First of all, note that this is a special case of checking contracts: you write code that does nothing but check at runtime that a documented contract is being executed. Failure means that some code is somewhere defective.
I always doubt a little the implementation of special cases of a more useful concept. Checking contracts is useful because it catches programming errors when it first crosses the API boundary. What is so special about zeros that means they are the only part of the contract you want to check? However,
Regarding input validation:
null is special in Java: many Java APIs are written so that null is the only invalid value that can even be passed to a given method call. In such cases, a null check "fully validates" the input, so the full argument is used in favor of checking the contract.
In C ++, on the other hand, NULL is just one of almost 2 ^ 32 (2 ^ 64 on new architectures) invalid values that a pointer parameter can have, since almost all addresses are not objects of the correct type. You cannot "fully confirm" your entry if you do not have a list of all objects of this type.
The question then becomes, is NULL a common enough invalid input to receive special treatment that (foo *)(-1) does not receive?
Unlike Java, fields do not get automatically initialized to NULL, so an uninitialized garbage value is as believable as NULL. But sometimes C ++ objects have pointer elements that explicitly have a NULL value, which means "I haven't got it yet." If your caller does this, then there is a significant class of programming errors that can be diagnosed with a NULL check. An exception may be easier to debug than a page error in a library for which they have no source. Therefore, if you do not mind bloating the code, this can be useful. But this is your interlocutor that you should think about, and not about yourself - this is not protective encoding, because it only "protects" from NULL, and not from (foo *) (- 1).

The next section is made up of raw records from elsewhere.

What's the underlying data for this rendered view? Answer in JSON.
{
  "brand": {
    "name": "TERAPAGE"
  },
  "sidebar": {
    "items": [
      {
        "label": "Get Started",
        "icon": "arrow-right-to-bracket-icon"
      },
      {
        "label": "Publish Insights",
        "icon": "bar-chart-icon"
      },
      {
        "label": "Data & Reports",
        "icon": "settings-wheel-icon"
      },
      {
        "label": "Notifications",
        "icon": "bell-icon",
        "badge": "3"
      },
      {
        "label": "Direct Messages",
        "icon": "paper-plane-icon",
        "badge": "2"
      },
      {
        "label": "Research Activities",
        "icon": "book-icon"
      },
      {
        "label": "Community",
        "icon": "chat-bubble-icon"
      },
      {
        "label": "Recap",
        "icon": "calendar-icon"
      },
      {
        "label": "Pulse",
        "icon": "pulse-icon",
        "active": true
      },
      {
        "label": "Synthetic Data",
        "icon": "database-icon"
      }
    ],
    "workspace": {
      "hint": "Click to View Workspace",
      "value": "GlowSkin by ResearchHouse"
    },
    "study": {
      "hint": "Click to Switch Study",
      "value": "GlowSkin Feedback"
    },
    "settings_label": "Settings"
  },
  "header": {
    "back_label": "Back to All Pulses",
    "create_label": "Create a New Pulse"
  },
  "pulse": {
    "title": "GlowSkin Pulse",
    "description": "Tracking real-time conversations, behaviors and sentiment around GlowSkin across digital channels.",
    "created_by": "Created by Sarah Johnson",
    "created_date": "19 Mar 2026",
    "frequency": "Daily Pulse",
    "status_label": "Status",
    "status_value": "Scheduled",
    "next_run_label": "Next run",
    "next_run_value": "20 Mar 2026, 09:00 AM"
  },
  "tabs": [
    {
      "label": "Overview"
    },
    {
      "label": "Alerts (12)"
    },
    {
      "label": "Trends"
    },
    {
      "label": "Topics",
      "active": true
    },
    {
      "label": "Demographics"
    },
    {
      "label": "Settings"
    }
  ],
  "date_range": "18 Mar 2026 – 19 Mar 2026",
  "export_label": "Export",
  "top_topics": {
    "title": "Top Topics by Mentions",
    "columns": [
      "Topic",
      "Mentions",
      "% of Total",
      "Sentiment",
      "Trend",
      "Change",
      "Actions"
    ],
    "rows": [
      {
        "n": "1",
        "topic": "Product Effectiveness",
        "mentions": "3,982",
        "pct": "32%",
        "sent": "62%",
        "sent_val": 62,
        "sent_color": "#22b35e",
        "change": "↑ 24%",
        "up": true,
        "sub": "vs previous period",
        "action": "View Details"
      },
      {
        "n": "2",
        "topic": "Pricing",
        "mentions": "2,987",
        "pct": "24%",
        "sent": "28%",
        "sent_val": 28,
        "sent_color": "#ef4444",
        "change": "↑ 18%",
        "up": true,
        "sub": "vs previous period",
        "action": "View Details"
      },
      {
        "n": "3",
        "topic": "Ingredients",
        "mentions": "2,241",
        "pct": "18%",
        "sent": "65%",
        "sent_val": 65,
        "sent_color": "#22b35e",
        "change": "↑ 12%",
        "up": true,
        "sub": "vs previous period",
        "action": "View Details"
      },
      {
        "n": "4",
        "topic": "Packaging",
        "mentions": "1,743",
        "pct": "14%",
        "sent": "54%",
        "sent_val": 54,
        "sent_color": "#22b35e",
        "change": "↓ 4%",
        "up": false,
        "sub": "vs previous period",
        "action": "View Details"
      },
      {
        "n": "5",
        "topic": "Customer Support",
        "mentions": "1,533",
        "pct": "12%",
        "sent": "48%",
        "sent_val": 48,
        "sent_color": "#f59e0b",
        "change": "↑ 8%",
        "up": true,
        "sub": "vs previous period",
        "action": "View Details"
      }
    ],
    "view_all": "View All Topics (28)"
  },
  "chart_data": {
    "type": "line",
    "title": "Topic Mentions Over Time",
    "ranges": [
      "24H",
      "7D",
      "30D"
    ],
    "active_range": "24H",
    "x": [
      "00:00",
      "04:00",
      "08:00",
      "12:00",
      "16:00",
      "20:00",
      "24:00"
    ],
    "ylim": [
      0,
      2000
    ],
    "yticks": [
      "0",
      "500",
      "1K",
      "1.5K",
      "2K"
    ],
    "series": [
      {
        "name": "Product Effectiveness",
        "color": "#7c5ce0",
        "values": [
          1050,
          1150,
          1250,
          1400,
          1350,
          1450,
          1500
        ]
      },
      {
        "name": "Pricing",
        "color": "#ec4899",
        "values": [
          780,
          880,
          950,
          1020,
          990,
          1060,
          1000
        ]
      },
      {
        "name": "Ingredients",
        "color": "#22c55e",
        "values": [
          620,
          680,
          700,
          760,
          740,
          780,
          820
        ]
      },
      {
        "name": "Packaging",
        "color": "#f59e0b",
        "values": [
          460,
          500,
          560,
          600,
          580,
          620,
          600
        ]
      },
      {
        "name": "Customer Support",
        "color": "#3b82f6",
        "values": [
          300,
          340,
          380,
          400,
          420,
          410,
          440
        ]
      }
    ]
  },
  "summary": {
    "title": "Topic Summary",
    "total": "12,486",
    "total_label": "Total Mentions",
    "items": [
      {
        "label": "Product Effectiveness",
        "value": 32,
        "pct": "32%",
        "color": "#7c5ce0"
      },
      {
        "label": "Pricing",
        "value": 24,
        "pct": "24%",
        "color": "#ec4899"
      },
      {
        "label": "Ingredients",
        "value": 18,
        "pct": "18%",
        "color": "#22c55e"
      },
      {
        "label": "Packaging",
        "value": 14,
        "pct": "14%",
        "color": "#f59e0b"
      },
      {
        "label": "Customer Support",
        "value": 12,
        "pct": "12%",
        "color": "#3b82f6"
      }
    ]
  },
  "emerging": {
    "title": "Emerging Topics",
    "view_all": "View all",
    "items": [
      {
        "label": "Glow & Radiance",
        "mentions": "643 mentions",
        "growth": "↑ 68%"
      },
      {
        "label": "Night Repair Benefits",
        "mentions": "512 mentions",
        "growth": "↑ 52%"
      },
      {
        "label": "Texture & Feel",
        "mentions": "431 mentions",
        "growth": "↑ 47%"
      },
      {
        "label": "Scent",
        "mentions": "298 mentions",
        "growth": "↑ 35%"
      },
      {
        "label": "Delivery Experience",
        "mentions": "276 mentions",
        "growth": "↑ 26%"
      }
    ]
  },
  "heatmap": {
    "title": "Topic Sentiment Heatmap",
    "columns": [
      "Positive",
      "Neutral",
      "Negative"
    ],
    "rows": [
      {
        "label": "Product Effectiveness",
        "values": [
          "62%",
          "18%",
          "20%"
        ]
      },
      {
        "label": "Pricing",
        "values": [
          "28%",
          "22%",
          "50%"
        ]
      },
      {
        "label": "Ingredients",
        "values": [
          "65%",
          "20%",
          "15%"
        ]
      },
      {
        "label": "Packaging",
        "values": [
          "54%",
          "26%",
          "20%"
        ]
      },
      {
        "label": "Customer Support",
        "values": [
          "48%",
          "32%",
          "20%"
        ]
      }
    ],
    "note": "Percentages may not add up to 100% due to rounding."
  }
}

If NULL is not a valid input, you might consider using a parameter by reference rather than a pointer, but many coding styles do not approve non-constant reference parameters. And if the caller sends you * fooptr, where fooptr is NULL, then it was of no use to anyone. What you are trying to do is compress a little extra documentation into a function signature, in the hope that your caller is more likely to think: "Hmm, maybe there is no zero here?" when they should explicitly dereference it, than if they just passed it to you as a pointer. It still comes, but as far as possible it can help.

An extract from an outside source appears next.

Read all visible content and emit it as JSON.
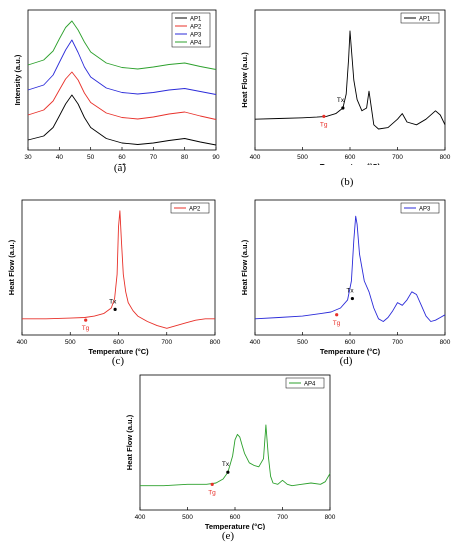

I do not know C #, but I understand that it, like Java, is guaranteed to have valid values in these links (at least in safe code), but unlike Java, in which not all types are NULL. Therefore, I assume that null checks there are rarely worth it: if you are in safe code, do not use a type with a null value, if null is not valid, and if you are in unsafe code, then the same considerations apply as in C + +.
Regarding verification of withdrawal:
A similar problem arises: in Java, you can "fully test" the result by knowing its type and that the value is non-zero. In C ++, you cannot "fully check" the result with a NULL check - all you know is that the function returned a pointer to an object in its own stack that has just been unwound. But if NULL is a common invalid return due to constructs commonly used by the caller’s author code, then checking it will help.
In all cases:
Use assertions rather than “real code” to check contracts wherever possible - as soon as your application is running, you probably do not want each caller's code scatter to check all his inputs, and each caller to check his return values .

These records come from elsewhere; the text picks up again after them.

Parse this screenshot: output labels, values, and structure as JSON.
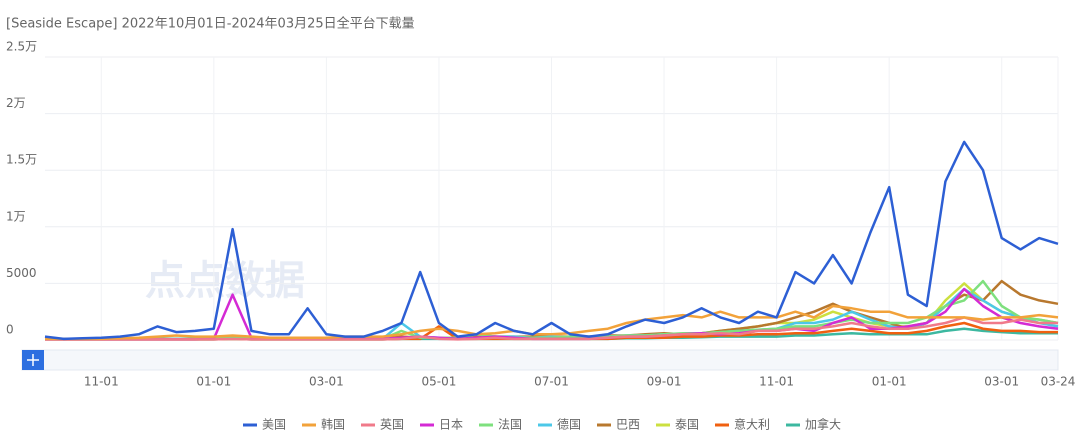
{
  "chart_data": {
    "type": "line",
    "title": "[Seaside Escape]  2022年10月01日-2024年03月25日全平台下载量",
    "watermark": "点点数据",
    "categories": [
      "10-01",
      "10-11",
      "10-21",
      "11-01",
      "11-11",
      "11-21",
      "12-01",
      "12-11",
      "12-21",
      "01-01",
      "01-11",
      "01-21",
      "02-01",
      "02-11",
      "02-21",
      "03-01",
      "03-11",
      "03-21",
      "04-01",
      "04-11",
      "04-21",
      "05-01",
      "05-11",
      "05-21",
      "06-01",
      "06-11",
      "06-21",
      "07-01",
      "07-11",
      "07-21",
      "08-01",
      "08-11",
      "08-21",
      "09-01",
      "09-11",
      "09-21",
      "10-01",
      "10-11",
      "10-21",
      "11-01",
      "11-11",
      "11-21",
      "12-01",
      "12-11",
      "12-21",
      "01-01",
      "01-11",
      "01-21",
      "02-01",
      "02-11",
      "02-21",
      "03-01",
      "03-11",
      "03-21",
      "03-24"
    ],
    "xticks": [
      "11-01",
      "01-01",
      "03-01",
      "05-01",
      "07-01",
      "09-01",
      "11-01",
      "01-01",
      "03-01",
      "03-24"
    ],
    "ylim": [
      0,
      25000
    ],
    "yticks": [
      0,
      5000,
      {
        "value": 10000,
        "label": "1万"
      },
      {
        "value": 15000,
        "label": "1.5万"
      },
      {
        "value": 20000,
        "label": "2万"
      },
      {
        "value": 25000,
        "label": "2.5万"
      }
    ],
    "grid": true,
    "series": [
      {
        "name": "美国",
        "color": "#2d5fd4",
        "values": [
          300,
          100,
          150,
          200,
          300,
          500,
          1200,
          700,
          800,
          1000,
          9800,
          800,
          500,
          500,
          2800,
          500,
          300,
          300,
          800,
          1500,
          6000,
          1500,
          300,
          500,
          1500,
          800,
          500,
          1500,
          500,
          300,
          500,
          1200,
          1800,
          1500,
          2000,
          2800,
          2000,
          1500,
          2500,
          2000,
          6000,
          5000,
          7500,
          5000,
          9500,
          13500,
          4000,
          3000,
          14000,
          17500,
          15000,
          9000,
          8000,
          9000,
          8500
        ]
      },
      {
        "name": "韩国",
        "color": "#f2a23a",
        "values": [
          100,
          100,
          100,
          100,
          150,
          200,
          300,
          400,
          300,
          300,
          400,
          300,
          200,
          200,
          200,
          200,
          300,
          300,
          300,
          500,
          800,
          1000,
          800,
          500,
          600,
          800,
          500,
          500,
          600,
          800,
          1000,
          1500,
          1800,
          2000,
          2200,
          2000,
          2500,
          2000,
          2000,
          2000,
          2500,
          2000,
          3000,
          2800,
          2500,
          2500,
          2000,
          2000,
          2000,
          2000,
          1800,
          2000,
          2000,
          2200,
          2000
        ]
      },
      {
        "name": "英国",
        "color": "#f07a8a",
        "values": [
          50,
          50,
          50,
          50,
          50,
          50,
          50,
          50,
          50,
          50,
          100,
          50,
          50,
          50,
          50,
          50,
          50,
          50,
          50,
          100,
          300,
          100,
          50,
          100,
          200,
          100,
          100,
          100,
          100,
          100,
          200,
          300,
          300,
          400,
          500,
          500,
          600,
          500,
          800,
          800,
          1000,
          1000,
          1200,
          1500,
          1200,
          1000,
          1000,
          1200,
          1500,
          2000,
          1500,
          1500,
          1800,
          1500,
          1500
        ]
      },
      {
        "name": "日本",
        "color": "#d42ad4",
        "values": [
          50,
          50,
          50,
          50,
          50,
          50,
          50,
          50,
          50,
          100,
          4000,
          200,
          100,
          100,
          100,
          100,
          100,
          100,
          100,
          200,
          300,
          200,
          100,
          200,
          300,
          200,
          100,
          100,
          100,
          100,
          200,
          300,
          300,
          400,
          500,
          600,
          500,
          600,
          800,
          800,
          1000,
          800,
          1500,
          2000,
          1000,
          1000,
          1200,
          1500,
          2500,
          4500,
          3000,
          2000,
          1500,
          1200,
          1000
        ]
      },
      {
        "name": "法国",
        "color": "#7ee07e",
        "values": [
          80,
          80,
          80,
          80,
          80,
          80,
          80,
          80,
          80,
          100,
          300,
          100,
          100,
          100,
          100,
          100,
          100,
          100,
          100,
          800,
          200,
          200,
          200,
          500,
          300,
          200,
          200,
          200,
          300,
          300,
          300,
          400,
          400,
          500,
          600,
          600,
          700,
          800,
          900,
          1000,
          1200,
          1200,
          1500,
          1800,
          1500,
          1500,
          1500,
          2000,
          3000,
          3500,
          5200,
          3000,
          2000,
          1800,
          1500
        ]
      },
      {
        "name": "德国",
        "color": "#4cc8e8",
        "values": [
          100,
          100,
          100,
          100,
          100,
          100,
          100,
          100,
          100,
          100,
          300,
          200,
          100,
          100,
          100,
          100,
          100,
          100,
          100,
          1500,
          300,
          200,
          200,
          500,
          300,
          300,
          200,
          300,
          200,
          200,
          300,
          400,
          400,
          500,
          500,
          600,
          700,
          800,
          900,
          1000,
          1500,
          1500,
          1800,
          2500,
          1800,
          1200,
          1000,
          1500,
          3000,
          4500,
          3500,
          2500,
          2000,
          1500,
          1200
        ]
      },
      {
        "name": "巴西",
        "color": "#b8782e",
        "values": [
          100,
          100,
          100,
          100,
          100,
          100,
          100,
          100,
          100,
          100,
          200,
          100,
          100,
          100,
          100,
          100,
          100,
          100,
          100,
          300,
          200,
          200,
          200,
          300,
          300,
          300,
          300,
          300,
          300,
          300,
          400,
          400,
          500,
          600,
          500,
          600,
          800,
          1000,
          1200,
          1500,
          2000,
          2500,
          3200,
          2500,
          2000,
          1500,
          1000,
          1500,
          3000,
          4000,
          3500,
          5200,
          4000,
          3500,
          3200
        ]
      },
      {
        "name": "泰国",
        "color": "#cce040",
        "values": [
          100,
          100,
          100,
          100,
          100,
          100,
          100,
          100,
          100,
          100,
          200,
          100,
          100,
          100,
          100,
          100,
          100,
          100,
          100,
          300,
          200,
          200,
          200,
          300,
          300,
          200,
          200,
          200,
          200,
          200,
          300,
          300,
          400,
          500,
          500,
          600,
          800,
          1000,
          1200,
          1500,
          1500,
          1800,
          2500,
          2000,
          1500,
          1200,
          1200,
          1500,
          3500,
          5000,
          3500,
          2500,
          2000,
          1800,
          1500
        ]
      },
      {
        "name": "意大利",
        "color": "#f06010",
        "values": [
          50,
          50,
          50,
          50,
          50,
          50,
          50,
          50,
          50,
          50,
          100,
          50,
          50,
          50,
          50,
          50,
          50,
          50,
          50,
          100,
          100,
          1200,
          100,
          100,
          100,
          100,
          100,
          100,
          100,
          100,
          100,
          200,
          200,
          200,
          300,
          300,
          400,
          400,
          500,
          500,
          600,
          600,
          800,
          1000,
          800,
          600,
          600,
          800,
          1200,
          1500,
          1000,
          800,
          800,
          700,
          700
        ]
      },
      {
        "name": "加拿大",
        "color": "#3cb8a0",
        "values": [
          50,
          50,
          50,
          50,
          50,
          50,
          50,
          50,
          50,
          50,
          100,
          50,
          50,
          50,
          50,
          50,
          50,
          50,
          50,
          100,
          100,
          100,
          100,
          100,
          100,
          100,
          100,
          100,
          100,
          100,
          100,
          150,
          150,
          200,
          200,
          250,
          300,
          300,
          300,
          300,
          400,
          400,
          500,
          600,
          500,
          500,
          500,
          500,
          800,
          1000,
          800,
          700,
          600,
          600,
          600
        ]
      }
    ]
  }
}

In the case of writing code that is portable for non-standard C ++ implementations, instead of the code in the question that checks for null and also catches an exception, I would probably have this function:
template<typename T> static inline void nullcheck(T *ptr) { #if PLATFORM_TRAITS_NEW_RETURNS_NULL if (ptr == NULL) throw std::bad_alloc(); #endif }
Then, as one of the list of things that you do when porting to the new system, you correctly define PLATFORM_TRAITS_NEW_RETURNS_NULL (and possibly some other PLATFORM_TRAITS). Obviously, you can write a header that does this for all the compilers you know about. If someone takes your code and compiles it on a non-standard C ++ implementation that you know nothing about, they are fundamentally independent for more reasons than this, so they will have to do it themselves.